BYU life sciences professor Richard Gill will begin his tenure as dean of Undergraduate Education on July 1. (BYU Photo)

BYU life sciences professor Richard Gill will replace Susan Rugh as dean of Undergraduate Education on July 1. Rugh is retiring this summer after having served as dean since 2016.

Gill, who has been teaching biology since 2008, also learned to speak Samoan while serving as a missionary for The Church of Jesus Christ of Latter-day Saints in Auckland, New Zealand.

His experience as a missionary in New Zealand influenced his research and teaching opportunities in Samoa, New Zealand and Hawaii.

Undergraduate Education at BYU oversees programs including First-Year Experience and Mentoring, General Education, the Honors program and National Scholarships.

College of Life Sciences

BYU researchers study men infertility and develop tools to help those struggling with infertility. (Unsplash)

BYU researchers from the Jenkins lab have taken steps forward in developing tools to help those struggling with infertility.

The first step in screening men for infertility is performing a semen analysis and approximately 10% of infertile men have azoospermia, a condition when they have no sperm in their ejaculate.

If a man struggling from azoospermia still wants to attempt having biological children with their partner, the next step is performing a surgical procedure called micro Testicular Sperm Extraction to identify and extract sperm from the testicles.

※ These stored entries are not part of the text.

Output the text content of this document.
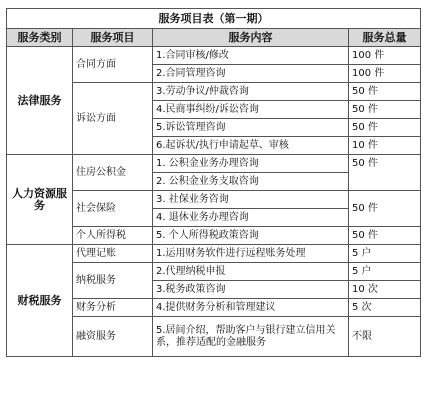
服务项目表（第一期）			
服务类别	服务项目	服务内容	服务总量
法律服务	合同方面	1.合同审核/修改	100 件
		2.合同管理咨询	100 件
	诉讼方面	3.劳动争议/仲裁咨询	50 件
		4.民商事纠纷/诉讼咨询	50 件
		5.诉讼管理咨询	50 件
		6.起诉状/执行申请起草、审核	10 件
人力资源服务	住房公积金	1. 公积金业务办理咨询	50 件
		2. 公积金业务支取咨询	
	社会保险	3. 社保业务咨询	50 件
		4. 退休业务办理咨询	
	个人所得税	5. 个人所得税政策咨询	50 件
财税服务	代理记账	1.运用财务软件进行远程账务处理	5 户
	纳税服务	2.代理纳税申报	5 户
		3.税务政策咨询	10 次
	财务分析	4.提供财务分析和管理建议	5 次
	融资服务	5.居间介绍，帮助客户与银行建立信用关系，推荐适配的金融服务	不限
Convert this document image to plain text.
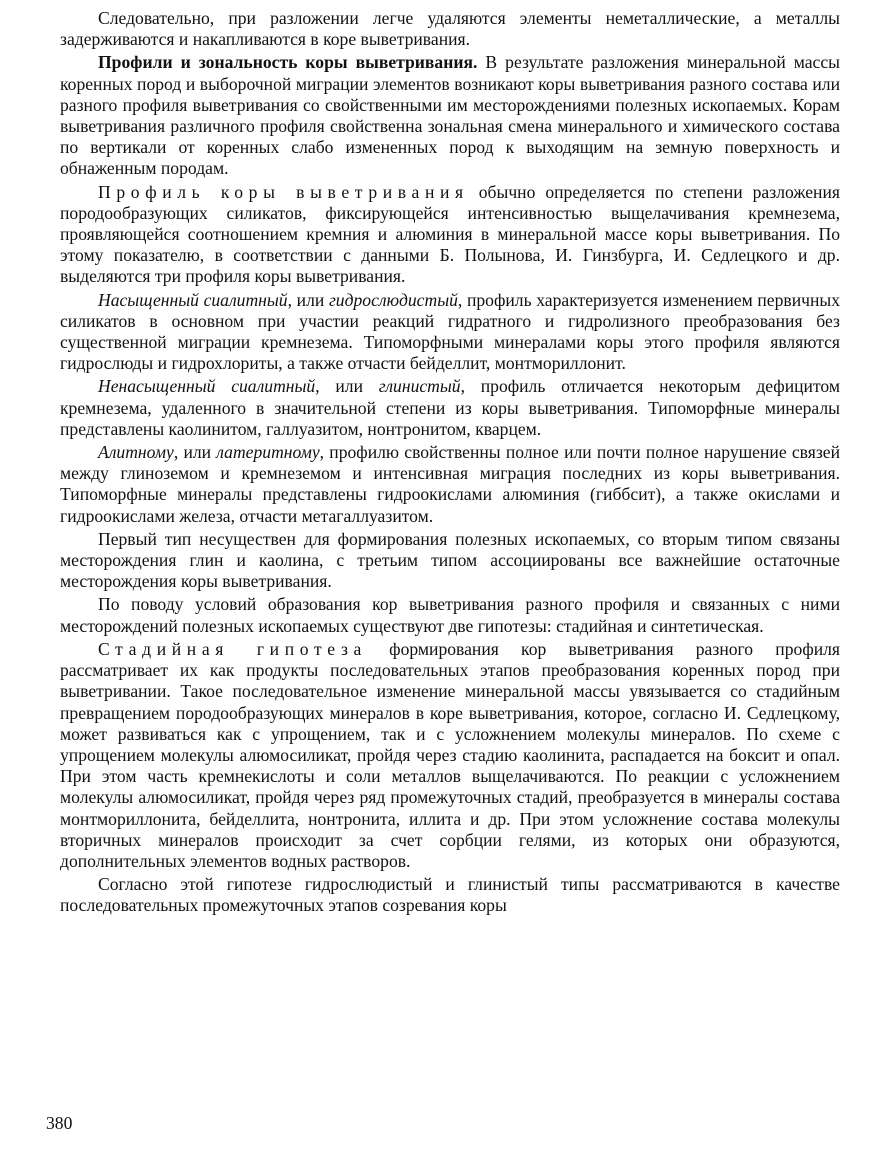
Следовательно, при разложении легче удаляются элементы неметаллические, а металлы задерживаются и накапливаются в коре выветривания.

Профили и зональность коры выветривания. В результате разложения минеральной массы коренных пород и выборочной миграции элементов возникают коры выветривания разного состава или разного профиля выветривания со свойственными им месторождениями полезных ископаемых. Корам выветривания различного профиля свойственна зональная смена минерального и химического состава по вертикали от коренных слабо измененных пород к выходящим на земную поверхность и обнаженным породам.

Профиль коры выветривания обычно определяется по степени разложения породообразующих силикатов, фиксирующейся интенсивностью выщелачивания кремнезема, проявляющейся соотношением кремния и алюминия в минеральной массе коры выветривания. По этому показателю, в соответствии с данными Б. Полынова, И. Гинзбурга, И. Седлецкого и др. выделяются три профиля коры выветривания.

Насыщенный сиалитный, или гидрослюдистый, профиль характеризуется изменением первичных силикатов в основном при участии реакций гидратного и гидролизного преобразования без существенной миграции кремнезема. Типоморфными минералами коры этого профиля являются гидрослюды и гидрохлориты, а также отчасти бейделлит, монтмориллонит.

Ненасыщенный сиалитный, или глинистый, профиль отличается некоторым дефицитом кремнезема, удаленного в значительной степени из коры выветривания. Типоморфные минералы представлены каолинитом, галлуазитом, нонтронитом, кварцем.

Алитному, или латеритному, профилю свойственны полное или почти полное нарушение связей между глиноземом и кремнеземом и интенсивная миграция последних из коры выветривания. Типоморфные минералы представлены гидроокислами алюминия (гиббсит), а также окислами и гидроокислами железа, отчасти метагаллуазитом.

Первый тип несуществен для формирования полезных ископаемых, со вторым типом связаны месторождения глин и каолина, с третьим типом ассоциированы все важнейшие остаточные месторождения коры выветривания.

По поводу условий образования кор выветривания разного профиля и связанных с ними месторождений полезных ископаемых существуют две гипотезы: стадийная и синтетическая.

Стадийная гипотеза формирования кор выветривания разного профиля рассматривает их как продукты последовательных этапов преобразования коренных пород при выветривании. Такое последовательное изменение минеральной массы увязывается со стадийным превращением породообразующих минералов в коре выветривания, которое, согласно И. Седлецкому, может развиваться как с упрощением, так и с усложнением молекулы минералов. По схеме с упрощением молекулы алюмосиликат, пройдя через стадию каолинита, распадается на боксит и опал. При этом часть кремнекислоты и соли металлов выщелачиваются. По реакции с усложнением молекулы алюмосиликат, пройдя через ряд промежуточных стадий, преобразуется в минералы состава монтмориллонита, бейделлита, нонтронита, иллита и др. При этом усложнение состава молекулы вторичных минералов происходит за счет сорбции гелями, из которых они образуются, дополнительных элементов водных растворов.

Согласно этой гипотезе гидрослюдистый и глинистый типы рассматриваются в качестве последовательных промежуточных этапов созревания коры

380
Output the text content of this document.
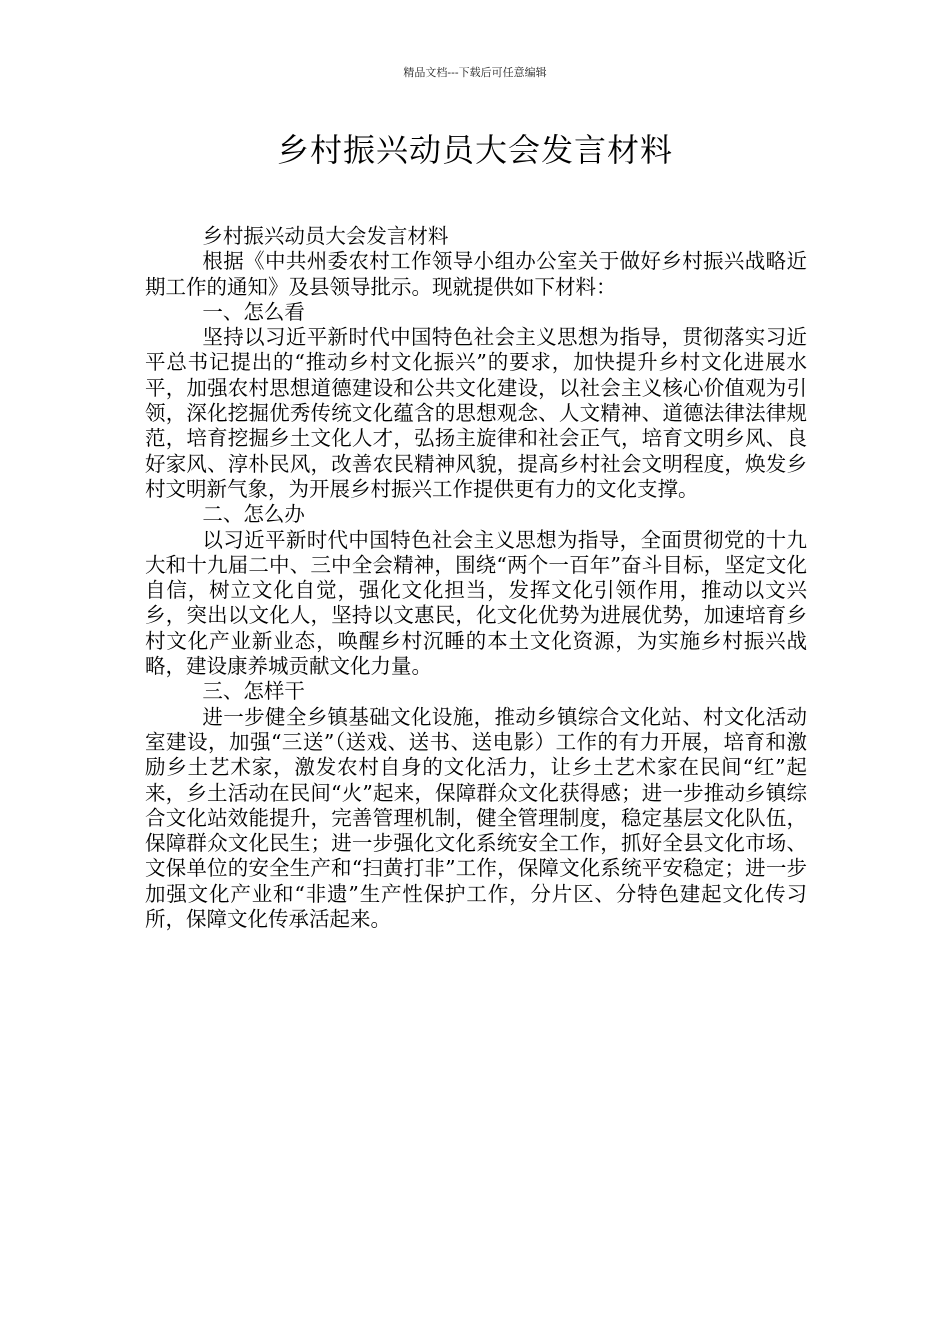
精品文档---下载后可任意编辑
乡村振兴动员大会发言材料

乡村振兴动员大会发言材料

根据《中共州委农村工作领导小组办公室关于做好乡村振兴战略近期工作的通知》及县领导批示。现就提供如下材料：

一、怎么看

坚持以习近平新时代中国特色社会主义思想为指导，贯彻落实习近平总书记提出的“推动乡村文化振兴”的要求，加快提升乡村文化进展水平，加强农村思想道德建设和公共文化建设，以社会主义核心价值观为引领，深化挖掘优秀传统文化蕴含的思想观念、人文精神、道德法律法律规范，培育挖掘乡土文化人才，弘扬主旋律和社会正气，培育文明乡风、良好家风、淳朴民风，改善农民精神风貌，提高乡村社会文明程度，焕发乡村文明新气象，为开展乡村振兴工作提供更有力的文化支撑。

二、怎么办

以习近平新时代中国特色社会主义思想为指导，全面贯彻党的十九大和十九届二中、三中全会精神，围绕“两个一百年”奋斗目标，坚定文化自信，树立文化自觉，强化文化担当，发挥文化引领作用，推动以文兴乡，突出以文化人，坚持以文惠民，化文化优势为进展优势，加速培育乡村文化产业新业态，唤醒乡村沉睡的本土文化资源，为实施乡村振兴战略，建设康养城贡献文化力量。

三、怎样干

进一步健全乡镇基础文化设施，推动乡镇综合文化站、村文化活动室建设，加强“三送”（送戏、送书、送电影）工作的有力开展，培育和激励乡土艺术家，激发农村自身的文化活力，让乡土艺术家在民间“红”起来，乡土活动在民间“火”起来，保障群众文化获得感；进一步推动乡镇综合文化站效能提升，完善管理机制，健全管理制度，稳定基层文化队伍，保障群众文化民生；进一步强化文化系统安全工作，抓好全县文化市场、文保单位的安全生产和“扫黄打非”工作，保障文化系统平安稳定；进一步加强文化产业和“非遗”生产性保护工作，分片区、分特色建起文化传习所，保障文化传承活起来。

This procedure is invasive and expensive, costing from $10-20,000 out of pocket, as well as having a high 40% fail rate.

The Jenkins lab has explored the ability to identify different cells’ DNA by their patterns, and this process would be used as a preliminary semen analysis screen for the micro Testicular Sperm Extraction surgery.

“Even if there are no supermen the ejaculate, if we can identify sperm cell-free DNA, that means there are sperm somewhere along the reproductive tract,” said Ryan Barney, third year Ph.D. candidate of cell biology and physiology.

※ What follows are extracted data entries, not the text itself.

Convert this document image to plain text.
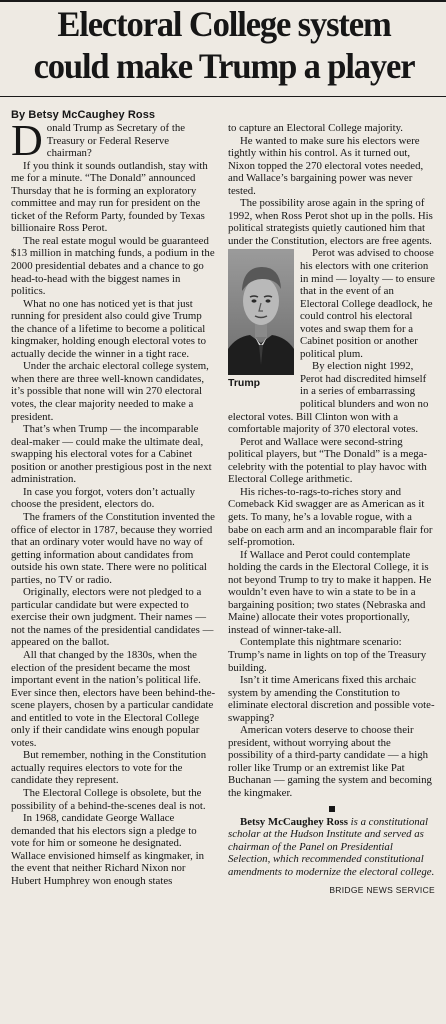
Electoral College system
could make Trump a player
By Betsy McCaughey Ross

Donald Trump as Secretary of the Treasury or Federal Reserve chairman?

If you think it sounds outlandish, stay with me for a minute. “The Donald” announced Thursday that he is forming an exploratory committee and may run for president on the ticket of the Reform Party, founded by Texas billionaire Ross Perot.

The real estate mogul would be guaranteed $13 million in matching funds, a podium in the 2000 presidential debates and a chance to go head-to-head with the biggest names in politics.

What no one has noticed yet is that just running for president also could give Trump the chance of a lifetime to become a political kingmaker, holding enough electoral votes to actually decide the winner in a tight race.

Under the archaic electoral college system, when there are three well-known candidates, it’s possible that none will win 270 electoral votes, the clear majority needed to make a president.

That’s when Trump — the incomparable deal-maker — could make the ultimate deal, swapping his electoral votes for a Cabinet position or another prestigious post in the next administration.

In case you forgot, voters don’t actually choose the president, electors do.

The framers of the Constitution invented the office of elector in 1787, because they worried that an ordinary voter would have no way of getting information about candidates from outside his own state. There were no political parties, no TV or radio.

Originally, electors were not pledged to a particular candidate but were expected to exercise their own judgment. Their names — not the names of the presidential candidates — appeared on the ballot.

All that changed by the 1830s, when the election of the president became the most important event in the nation’s political life. Ever since then, electors have been behind-the-scene players, chosen by a particular candidate and entitled to vote in the Electoral College only if their candidate wins enough popular votes.

But remember, nothing in the Constitution actually requires electors to vote for the candidate they represent.

The Electoral College is obsolete, but the possibility of a behind-the-scenes deal is not.

In 1968, candidate George Wallace demanded that his electors sign a pledge to vote for him or someone he designated. Wallace envisioned himself as kingmaker, in the event that neither Richard Nixon nor Hubert Humphrey won enough states

to capture an Electoral College majority.

He wanted to make sure his electors were tightly within his control. As it turned out, Nixon topped the 270 electoral votes needed, and Wallace’s bargaining power was never tested.

The possibility arose again in the spring of 1992, when Ross Perot shot up in the polls. His political strategists quietly cautioned him that under the Constitution, electors are free agents.

Trump

Perot was advised to choose his electors with one criterion in mind — loyalty — to ensure that in the event of an Electoral College deadlock, he could control his electoral votes and swap them for a Cabinet position or another political plum.

By election night 1992, Perot had discredited himself in a series of embarrassing political blunders and won no electoral votes. Bill Clinton won with a comfortable majority of 370 electoral votes.

Perot and Wallace were second-string political players, but “The Donald” is a mega-celebrity with the potential to play havoc with Electoral College arithmetic.

His riches-to-rags-to-riches story and Comeback Kid swagger are as American as it gets. To many, he’s a lovable rogue, with a babe on each arm and an incomparable flair for self-promotion.

If Wallace and Perot could contemplate holding the cards in the Electoral College, it is not beyond Trump to try to make it happen. He wouldn’t even have to win a state to be in a bargaining position; two states (Nebraska and Maine) allocate their votes proportionally, instead of winner-take-all.

Contemplate this nightmare scenario: Trump’s name in lights on top of the Treasury building.

Isn’t it time Americans fixed this archaic system by amending the Constitution to eliminate electoral discretion and possible vote-swapping?

American voters deserve to choose their president, without worrying about the possibility of a third-party candidate — a high roller like Trump or an extremist like Pat Buchanan — gaming the system and becoming the kingmaker.

Betsy McCaughey Ross is a constitutional scholar at the Hudson Institute and served as chairman of the Panel on Presidential Selection, which recommended constitutional amendments to modernize the electoral college.

BRIDGE NEWS SERVICE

Barney, who has been working on this project as part of his dissertation research also explained how “this may warrant doing the micro TESE surgery.”

David O. McKay School of Education

Richard Osguthorpe, dean of the David O. McKay School of Education, will begin serving as the new associate academic vice president for undergraduate studies beginning July 1.

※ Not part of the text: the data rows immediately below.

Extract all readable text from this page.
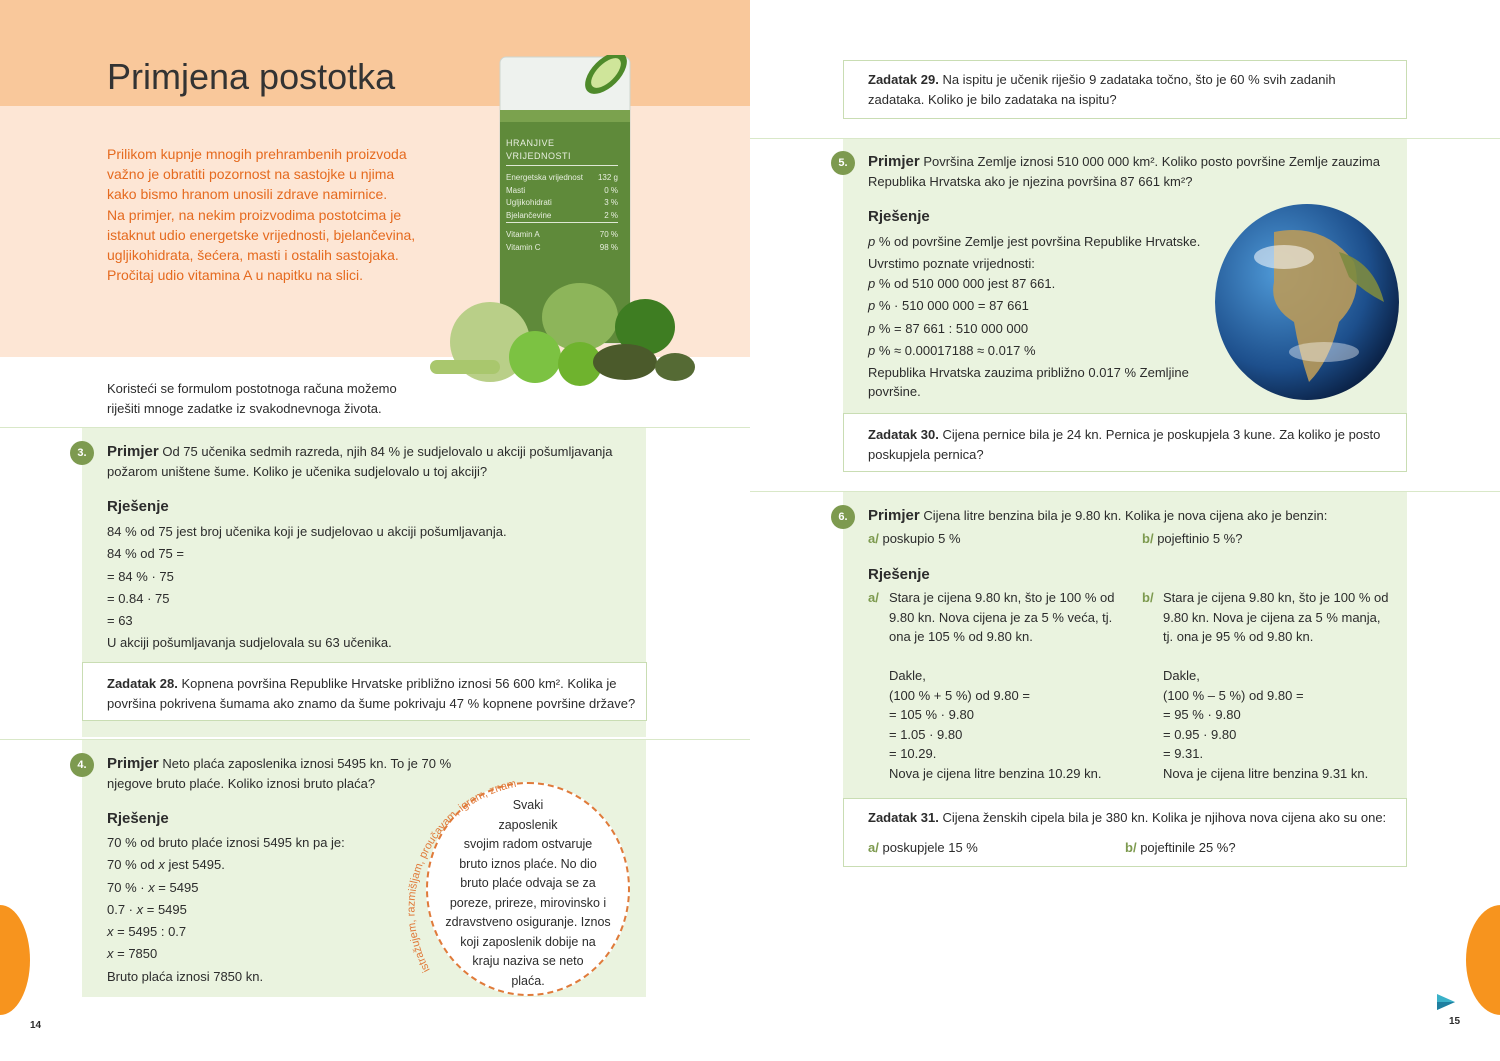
Primjena postotka
Prilikom kupnje mnogih prehrambenih proizvoda
važno je obratiti pozornost na sastojke u njima
kako bismo hranom unosili zdrave namirnice.
Na primjer, na nekim proizvodima postotcima je
istaknut udio energetske vrijednosti, bjelančevina,
ugljikohidrata, šećera, masti i ostalih sastojaka.
Pročitaj udio vitamina A u napitku na slici.
HRANJIVE VRIJEDNOSTI
Energetska vrijednost 132 g
Masti	0 %
Ugljikohidrati	3 %
Bjelančevine	2 %
Vitamin A	70 %
Vitamin C	98 %
Koristeći se formulom postotnoga računa možemo
riješiti mnoge zadatke iz svakodnevnoga života.
3.	Primjer Od 75 učenika sedmih razreda, njih 84 % je sudjelovalo u akciji pošumljavanja
požarom uništene šume. Koliko je učenika sudjelovalo u toj akciji?
Rješenje
84 % od 75 jest broj učenika koji je sudjelovao u akciji pošumljavanja.
84 % od 75 =
= 84 % · 75
= 0.84 · 75
= 63
U akciji pošumljavanja sudjelovala su 63 učenika.
Zadatak 28. Kopnena površina Republike Hrvatske približno iznosi 56 600 km². Kolika je
površina pokrivena šumama ako znamo da šume pokrivaju 47 % kopnene površine države?
4.	Primjer Neto plaća zaposlenika iznosi 5495 kn. To je 70 %
njegove bruto plaće. Koliko iznosi bruto plaća?
Rješenje
70 % od bruto plaće iznosi 5495 kn pa je:
70 % od x jest 5495.
70 % · x = 5495
0.7 · x = 5495
x = 5495 : 0.7
x = 7850
Bruto plaća iznosi 7850 kn.	istražujem, razmišljam, proučavam, igram, znam
Svaki
zaposlenik
svojim radom ostvaruje
bruto iznos plaće. No dio
bruto plaće odvaja se za
poreze, prireze, mirovinsko i
zdravstveno osiguranje. Iznos
koji zaposlenik dobije na
kraju naziva se neto
plaća.
14
Zadatak 29. Na ispitu je učenik riješio 9 zadataka točno, što je 60 % svih zadanih
zadataka. Koliko je bilo zadataka na ispitu?
5.	Primjer Površina Zemlje iznosi 510 000 000 km². Koliko posto površine Zemlje zauzima
Republika Hrvatska ako je njezina površina 87 661 km²?
Rješenje
p % od površine Zemlje jest površina Republike Hrvatske.
Uvrstimo poznate vrijednosti:
p % od 510 000 000 jest 87 661.
p % · 510 000 000 = 87 661
p % = 87 661 : 510 000 000
p % ≈ 0.00017188 ≈ 0.017 %
Republika Hrvatska zauzima približno 0.017 % Zemljine
površine.
Zadatak 30. Cijena pernice bila je 24 kn. Pernica je poskupjela 3 kune. Za koliko je posto
poskupjela pernica?
6.	Primjer Cijena litre benzina bila je 9.80 kn. Kolika je nova cijena ako je benzin:
a/ poskupio 5 %	b/ pojeftinio 5 %?
Rješenje
a/ Stara je cijena 9.80 kn, što je 100 % od
9.80 kn. Nova cijena je za 5 % veća, tj.
ona je 105 % od 9.80 kn.
Dakle,
(100 % + 5 %) od 9.80 =
= 105 % · 9.80
= 1.05 · 9.80
= 10.29.
Nova je cijena litre benzina 10.29 kn.
b/ Stara je cijena 9.80 kn, što je 100 % od
9.80 kn. Nova je cijena za 5 % manja,
tj. ona je 95 % od 9.80 kn.
Dakle,
(100 % – 5 %) od 9.80 =
= 95 % · 9.80
= 0.95 · 9.80
= 9.31.
Nova je cijena litre benzina 9.31 kn.
Zadatak 31. Cijena ženskih cipela bila je 380 kn. Kolika je njihova nova cijena ako su one:
a/ poskupjele 15 %	b/ pojeftinile 25 %?
15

BYU’s Academic Vice President Shane Reese announced Osguthorpe’s appointment and said he “has an excellent vision for undergraduate studies.”

Osguthorpe will replace John Rosenberg on this position, who has been working as the associate academic vice president for undergraduate studies since 2018.

“I have so much confidence in his ability to lead, and I know he will make an immediate and long-lasting impact on our undergraduate students and the fulfillments of the mission of BYU,” Reese said.